Helpful Votes: 0 out of 0 total.
Review Date: 2007-05-28
This is one of my favorite books! Great story, very inspiring, writes beautifully. very thought provoking. will make you want to travel!

The outback, a faithful dog, 4 camels and aboriginal magic
Helpful Votes: 1 out of 1 total.
Review Date: 2004-03-18
There are few adventurous people that by-pass the luxury of their deisel-pushers to experience the likes of what Robyn Davidson embarks on as the challenge of a lifetime. That is precisely what makes this book so phenomenal.

Granted, this adventure took place in 1980, but the age of the event changes nothing of the experience.

Roughly structured, and for her reasons only, she embarks on a 1,700 mile trek across the outback to the ocean from Alice Springs. Her transportation? Camels.

The most fascinating part of this trip is she must learn about these amazing creatures from scratch. She moves to Alice Springs and sets forth to find those that are willing to teach her the camel buisness. Some of these teachers are of worthy content and impart essential knowledge. Robyn, however appears to be a natural with these animals, and a relationship with them developes that draws the reader into the story and through every foot of the trip. Her chosen camels have strong personalities, and this delightful distraction imparts great humor and solice on her quest.

Special mention must be made to her best female friend, Diggity. This incredible dog was her lifeline and her mainstay through many trying days and nights. Diggity's personality was beautifully captured by Robyn's recollections, and will tweak the heart of any dog lover.

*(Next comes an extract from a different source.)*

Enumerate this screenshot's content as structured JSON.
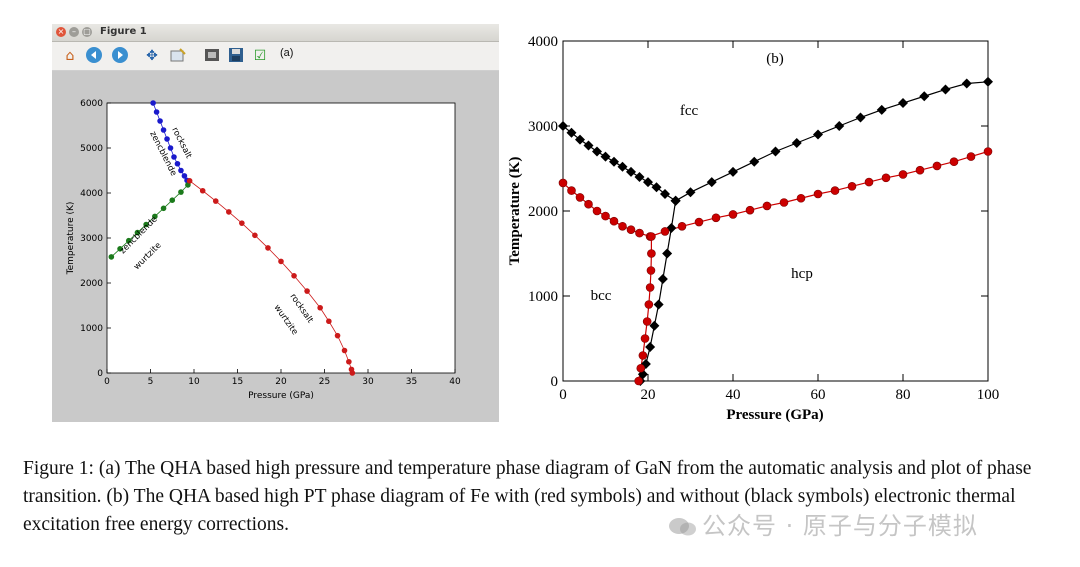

Robyn's ability to bring the aboriginal people and outback to life as she treks across it's vastness is truly astounding. After I finished her book, I immediately went back onto Amazon.com and bought every single book and reference she wrote or participated in. Her amazing zest and appreciation for the life in the outback of Australia was exhilarating. I urge you to read a truly moving, tear jerking, humorous, enlightling and generally captivating novel that bespeaks of the ultimate travel experience one can ever hope to conjure. Thank you, Robyn!